Trial Begins Over Kuralt Property
A trial is scheduled to begin in District Court here today to determine whether the woman who shared a secret life with TV journalist Charles Kuralt for nearly three decades should inherit his fishing retreat in southwestern Montana.
Pat Shannon contends Kuralt, who died in 1997, intended that she have the property and an old schoolhouse they had moved to a bluff overlooking the Big Hole River and renovated into a library and office for use when he retired.
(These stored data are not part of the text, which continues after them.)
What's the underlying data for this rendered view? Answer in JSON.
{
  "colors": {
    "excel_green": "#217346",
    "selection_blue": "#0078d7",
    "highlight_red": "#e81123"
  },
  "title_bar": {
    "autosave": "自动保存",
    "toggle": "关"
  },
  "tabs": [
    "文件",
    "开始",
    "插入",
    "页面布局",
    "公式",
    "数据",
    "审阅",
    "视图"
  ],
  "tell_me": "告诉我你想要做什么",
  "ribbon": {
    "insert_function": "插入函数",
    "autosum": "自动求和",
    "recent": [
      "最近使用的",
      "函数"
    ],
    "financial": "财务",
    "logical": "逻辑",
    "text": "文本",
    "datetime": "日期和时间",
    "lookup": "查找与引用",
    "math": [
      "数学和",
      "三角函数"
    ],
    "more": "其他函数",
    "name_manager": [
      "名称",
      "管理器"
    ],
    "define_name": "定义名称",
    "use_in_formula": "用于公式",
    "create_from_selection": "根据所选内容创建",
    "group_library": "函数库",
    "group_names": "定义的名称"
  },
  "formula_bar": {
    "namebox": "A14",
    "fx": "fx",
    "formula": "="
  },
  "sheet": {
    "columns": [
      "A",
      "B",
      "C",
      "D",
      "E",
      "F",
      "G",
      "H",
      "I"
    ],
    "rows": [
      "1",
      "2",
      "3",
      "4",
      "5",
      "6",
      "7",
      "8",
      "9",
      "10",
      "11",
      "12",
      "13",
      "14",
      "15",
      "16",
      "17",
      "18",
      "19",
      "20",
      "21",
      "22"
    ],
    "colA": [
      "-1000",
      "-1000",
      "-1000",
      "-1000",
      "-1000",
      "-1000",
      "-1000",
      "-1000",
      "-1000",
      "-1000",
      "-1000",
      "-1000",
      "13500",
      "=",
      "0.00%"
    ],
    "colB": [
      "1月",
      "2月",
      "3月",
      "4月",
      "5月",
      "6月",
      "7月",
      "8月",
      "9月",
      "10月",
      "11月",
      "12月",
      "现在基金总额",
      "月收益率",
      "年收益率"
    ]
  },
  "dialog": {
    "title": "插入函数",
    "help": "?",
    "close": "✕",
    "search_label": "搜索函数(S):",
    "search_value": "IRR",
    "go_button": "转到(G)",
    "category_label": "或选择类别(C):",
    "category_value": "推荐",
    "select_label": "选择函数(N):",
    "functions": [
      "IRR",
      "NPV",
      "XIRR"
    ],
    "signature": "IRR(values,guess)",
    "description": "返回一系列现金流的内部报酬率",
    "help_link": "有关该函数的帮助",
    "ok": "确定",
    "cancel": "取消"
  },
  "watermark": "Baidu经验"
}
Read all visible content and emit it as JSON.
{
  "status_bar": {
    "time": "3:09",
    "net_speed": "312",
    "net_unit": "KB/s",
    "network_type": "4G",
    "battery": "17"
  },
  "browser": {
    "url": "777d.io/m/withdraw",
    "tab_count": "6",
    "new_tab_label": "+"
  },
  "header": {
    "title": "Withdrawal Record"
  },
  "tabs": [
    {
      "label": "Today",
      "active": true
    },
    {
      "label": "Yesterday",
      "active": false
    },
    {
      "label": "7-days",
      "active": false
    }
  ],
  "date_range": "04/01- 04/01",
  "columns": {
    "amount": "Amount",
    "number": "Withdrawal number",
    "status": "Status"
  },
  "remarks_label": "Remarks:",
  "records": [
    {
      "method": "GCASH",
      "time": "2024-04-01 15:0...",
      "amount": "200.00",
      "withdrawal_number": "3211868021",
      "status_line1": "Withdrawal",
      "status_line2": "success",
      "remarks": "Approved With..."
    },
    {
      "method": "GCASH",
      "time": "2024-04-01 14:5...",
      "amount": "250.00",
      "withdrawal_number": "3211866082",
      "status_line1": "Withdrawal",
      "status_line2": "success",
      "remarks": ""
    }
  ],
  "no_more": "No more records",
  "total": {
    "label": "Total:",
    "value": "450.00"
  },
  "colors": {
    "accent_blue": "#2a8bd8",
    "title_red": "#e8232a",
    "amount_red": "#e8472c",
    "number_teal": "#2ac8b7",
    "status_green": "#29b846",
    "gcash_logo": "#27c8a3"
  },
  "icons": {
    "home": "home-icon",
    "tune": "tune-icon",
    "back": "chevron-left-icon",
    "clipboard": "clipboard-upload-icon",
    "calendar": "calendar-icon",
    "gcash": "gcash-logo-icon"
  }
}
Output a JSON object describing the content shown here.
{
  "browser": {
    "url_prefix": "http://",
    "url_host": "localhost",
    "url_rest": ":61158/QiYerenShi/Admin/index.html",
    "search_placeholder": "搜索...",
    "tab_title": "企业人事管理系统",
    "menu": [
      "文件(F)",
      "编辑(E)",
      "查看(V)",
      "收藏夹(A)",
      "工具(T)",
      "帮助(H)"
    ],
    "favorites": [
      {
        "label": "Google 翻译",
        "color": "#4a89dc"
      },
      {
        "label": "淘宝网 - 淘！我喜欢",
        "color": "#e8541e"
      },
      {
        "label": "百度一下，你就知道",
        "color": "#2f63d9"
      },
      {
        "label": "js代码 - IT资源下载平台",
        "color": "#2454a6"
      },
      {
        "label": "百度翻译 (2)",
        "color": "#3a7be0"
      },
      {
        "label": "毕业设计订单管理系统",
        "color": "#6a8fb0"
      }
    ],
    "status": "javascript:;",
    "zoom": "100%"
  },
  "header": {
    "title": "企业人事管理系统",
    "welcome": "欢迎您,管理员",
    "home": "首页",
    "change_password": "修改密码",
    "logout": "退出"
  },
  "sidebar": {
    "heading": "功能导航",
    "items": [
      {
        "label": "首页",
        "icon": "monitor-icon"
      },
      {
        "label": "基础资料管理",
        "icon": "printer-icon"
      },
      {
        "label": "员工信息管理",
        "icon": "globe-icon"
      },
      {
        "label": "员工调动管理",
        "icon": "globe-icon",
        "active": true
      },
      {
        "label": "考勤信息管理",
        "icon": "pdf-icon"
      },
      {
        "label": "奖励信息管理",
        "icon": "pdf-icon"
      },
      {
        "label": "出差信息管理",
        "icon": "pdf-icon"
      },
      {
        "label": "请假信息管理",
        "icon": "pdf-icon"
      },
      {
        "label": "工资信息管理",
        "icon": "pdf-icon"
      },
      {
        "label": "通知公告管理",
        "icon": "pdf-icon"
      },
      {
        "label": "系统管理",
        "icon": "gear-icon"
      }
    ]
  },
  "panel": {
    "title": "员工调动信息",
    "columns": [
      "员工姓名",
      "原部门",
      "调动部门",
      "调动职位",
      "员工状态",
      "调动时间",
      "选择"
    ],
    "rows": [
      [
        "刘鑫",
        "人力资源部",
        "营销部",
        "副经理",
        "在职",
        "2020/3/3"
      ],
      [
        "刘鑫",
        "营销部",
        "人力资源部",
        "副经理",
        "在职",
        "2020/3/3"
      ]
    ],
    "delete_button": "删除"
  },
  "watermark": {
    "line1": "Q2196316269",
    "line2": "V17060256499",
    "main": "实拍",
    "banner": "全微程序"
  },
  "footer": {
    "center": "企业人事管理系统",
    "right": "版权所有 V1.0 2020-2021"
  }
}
Her claim is based on a letter Kuralt wrote to her two weeks before he died of complications from lupus. “I’ll have the lawyer visit the hospital to be sure you inherit the rest of the place in MT, if it comes to that,” he wrote.
Kuralt’s family argues the note was merely an indication he planned to have papers prepared that would give Shannon the 90 acres and schoolhouse, valued at more than $600,000. He died before that could be done and the letter is not a legal will, the family’s lawyers say.
The fight originally was between Shannon and Kuralt’s second wife, Suzanne “Petie” Baird Kuralt of New York City. But the case took an unexpected turn when she died Oct. 26.
Although attorneys talked of possible settlement, Kuralt’s two daughters from a previous marriage, Susan Bowers and Lisa Bowers White, have decided to continue the legal fight.